Out of a total import of $ 34.5 billion for FY 2020-21, $ 27.7 billion was imported only in the last 6 months.
What is the reason for this increased demand?
After the gold prices reached 56,000 per 10 grams in August 2020, now its price has come to around 45,000. Jewelers and investors want to take advantage of the huge price cuts. Due to the close proximity of Akshaya Tritiya, demand for it may be increased for jewelers to stock. Many people had stopped the purchase due to increased prices.
Import duty on gold and silver was reduced from 12.5% to 7.5% in the budget by the government and cess of additional 2.5% was imposed. Even though prices have not shown much change, industry experts believe that this has given a boost to the formal economy in the gold and silver market and the increase in imports may be the result.

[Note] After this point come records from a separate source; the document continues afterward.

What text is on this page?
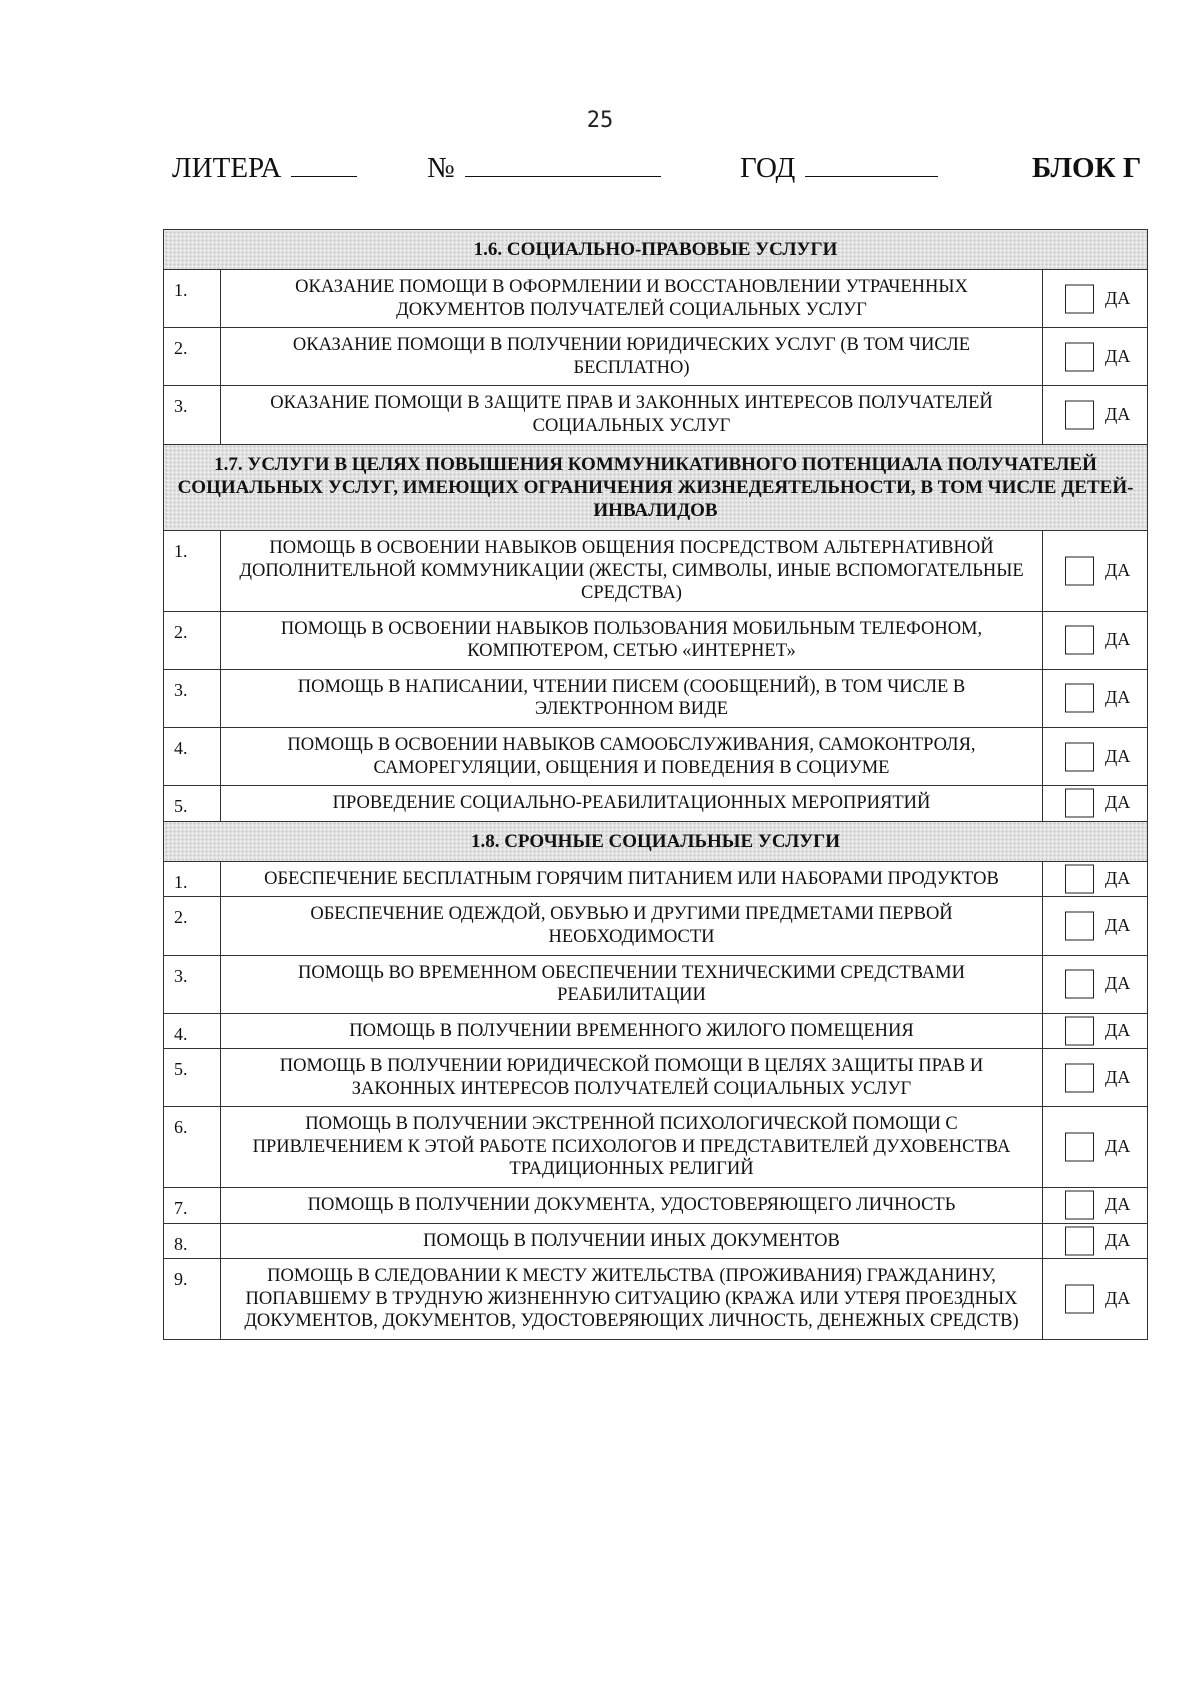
25
ЛИТЕРА	№	ГОД	БЛОК Г
1.6. СОЦИАЛЬНО-ПРАВОВЫЕ УСЛУГИ		
1.	ОКАЗАНИЕ ПОМОЩИ В ОФОРМЛЕНИИ И ВОССТАНОВЛЕНИИ УТРАЧЕННЫХ ДОКУМЕНТОВ ПОЛУЧАТЕЛЕЙ СОЦИАЛЬНЫХ УСЛУГ	ДА

2.	ОКАЗАНИЕ ПОМОЩИ В ПОЛУЧЕНИИ ЮРИДИЧЕСКИХ УСЛУГ (В ТОМ ЧИСЛЕ БЕСПЛАТНО)	ДА

3.	ОКАЗАНИЕ ПОМОЩИ В ЗАЩИТЕ ПРАВ И ЗАКОННЫХ ИНТЕРЕСОВ ПОЛУЧАТЕЛЕЙ СОЦИАЛЬНЫХ УСЛУГ	ДА

1.7. УСЛУГИ В ЦЕЛЯХ ПОВЫШЕНИЯ КОММУНИКАТИВНОГО ПОТЕНЦИАЛА ПОЛУЧАТЕЛЕЙ СОЦИАЛЬНЫХ УСЛУГ, ИМЕЮЩИХ ОГРАНИЧЕНИЯ ЖИЗНЕДЕЯТЕЛЬНОСТИ, В ТОМ ЧИСЛЕ ДЕТЕЙ-ИНВАЛИДОВ		
1.	ПОМОЩЬ В ОСВОЕНИИ НАВЫКОВ ОБЩЕНИЯ ПОСРЕДСТВОМ АЛЬТЕРНАТИВНОЙ ДОПОЛНИТЕЛЬНОЙ КОММУНИКАЦИИ (ЖЕСТЫ, СИМВОЛЫ, ИНЫЕ ВСПОМОГАТЕЛЬНЫЕ СРЕДСТВА)	ДА

2.	ПОМОЩЬ В ОСВОЕНИИ НАВЫКОВ ПОЛЬЗОВАНИЯ МОБИЛЬНЫМ ТЕЛЕФОНОМ, КОМПЮТЕРОМ, СЕТЬЮ «ИНТЕРНЕТ»	ДА

3.	ПОМОЩЬ В НАПИСАНИИ, ЧТЕНИИ ПИСЕМ (СООБЩЕНИЙ), В ТОМ ЧИСЛЕ В ЭЛЕКТРОННОМ ВИДЕ	ДА

4.	ПОМОЩЬ В ОСВОЕНИИ НАВЫКОВ САМООБСЛУЖИВАНИЯ, САМОКОНТРОЛЯ, САМОРЕГУЛЯЦИИ, ОБЩЕНИЯ И ПОВЕДЕНИЯ В СОЦИУМЕ	ДА

5.	ПРОВЕДЕНИЕ СОЦИАЛЬНО-РЕАБИЛИТАЦИОННЫХ МЕРОПРИЯТИЙ	ДА

1.8. СРОЧНЫЕ СОЦИАЛЬНЫЕ УСЛУГИ		
1.	ОБЕСПЕЧЕНИЕ БЕСПЛАТНЫМ ГОРЯЧИМ ПИТАНИЕМ ИЛИ НАБОРАМИ ПРОДУКТОВ	ДА

2.	ОБЕСПЕЧЕНИЕ ОДЕЖДОЙ, ОБУВЬЮ И ДРУГИМИ ПРЕДМЕТАМИ ПЕРВОЙ НЕОБХОДИМОСТИ	ДА

3.	ПОМОЩЬ ВО ВРЕМЕННОМ ОБЕСПЕЧЕНИИ ТЕХНИЧЕСКИМИ СРЕДСТВАМИ РЕАБИЛИТАЦИИ	ДА

4.	ПОМОЩЬ В ПОЛУЧЕНИИ ВРЕМЕННОГО ЖИЛОГО ПОМЕЩЕНИЯ	ДА

5.	ПОМОЩЬ В ПОЛУЧЕНИИ ЮРИДИЧЕСКОЙ ПОМОЩИ В ЦЕЛЯХ ЗАЩИТЫ ПРАВ И ЗАКОННЫХ ИНТЕРЕСОВ ПОЛУЧАТЕЛЕЙ СОЦИАЛЬНЫХ УСЛУГ	ДА

6.	ПОМОЩЬ В ПОЛУЧЕНИИ ЭКСТРЕННОЙ ПСИХОЛОГИЧЕСКОЙ ПОМОЩИ С ПРИВЛЕЧЕНИЕМ К ЭТОЙ РАБОТЕ ПСИХОЛОГОВ И ПРЕДСТАВИТЕЛЕЙ ДУХОВЕНСТВА ТРАДИЦИОННЫХ РЕЛИГИЙ	ДА

7.	ПОМОЩЬ В ПОЛУЧЕНИИ ДОКУМЕНТА, УДОСТОВЕРЯЮЩЕГО ЛИЧНОСТЬ	ДА

8.	ПОМОЩЬ В ПОЛУЧЕНИИ ИНЫХ ДОКУМЕНТОВ	ДА

9.	ПОМОЩЬ В СЛЕДОВАНИИ К МЕСТУ ЖИТЕЛЬСТВА (ПРОЖИВАНИЯ) ГРАЖДАНИНУ, ПОПАВШЕМУ В ТРУДНУЮ ЖИЗНЕННУЮ СИТУАЦИЮ (КРАЖА ИЛИ УТЕРЯ ПРОЕЗДНЫХ ДОКУМЕНТОВ, ДОКУМЕНТОВ, УДОСТОВЕРЯЮЩИХ ЛИЧНОСТЬ, ДЕНЕЖНЫХ СРЕДСТВ)	ДА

It will also be important to understand how much of the gold imported was to be exported back.
Its effect on the economy too
Higher import of gold also affects the import bill. Trade deficit will increase if imports increase, which affects foreign exchange reserves. If the gold import remains high in the coming days, then the pressure on the rupee can be seen.
The boom in demand for this gold is also being compared to the situation in 2011-13. Due to high inflation and low interest rates, the real interest rate for people had become negative. In such a situation, investors had increased investment in assets like gold. If this happens again, to increase household savings, one has to consider increasing the interest rate, which can affect the pace of the economy. Keeping in mind the government’s plan to raise money from the market, the situation of increasing interest rate may become even more difficult.
These are the estimates regarding gold prices
Currently, there are many reasons for the relatively low price of gold. With the increase in bond yields, people are left with attractive new investment options. Discussion of bitcoin and other cryptocurrencies as store of value has also impacted gold prices.
In the recovering economy from Corona, gold prices fell short of the expectation of a faster recovery. However, in the coming days it is expected that under normal circumstances, the price of gold will rise again. Most of the brokerage houses have positive estimates for Yellow Metal this financial year. From the perspective of diversifying the portfolio, it is considered good to keep 10% -15% of the investment in gold.
Last week, there was a slight rise in gold prices in the international market. Gold on MCX has also crossed 45,400 from its recent low of 44,100.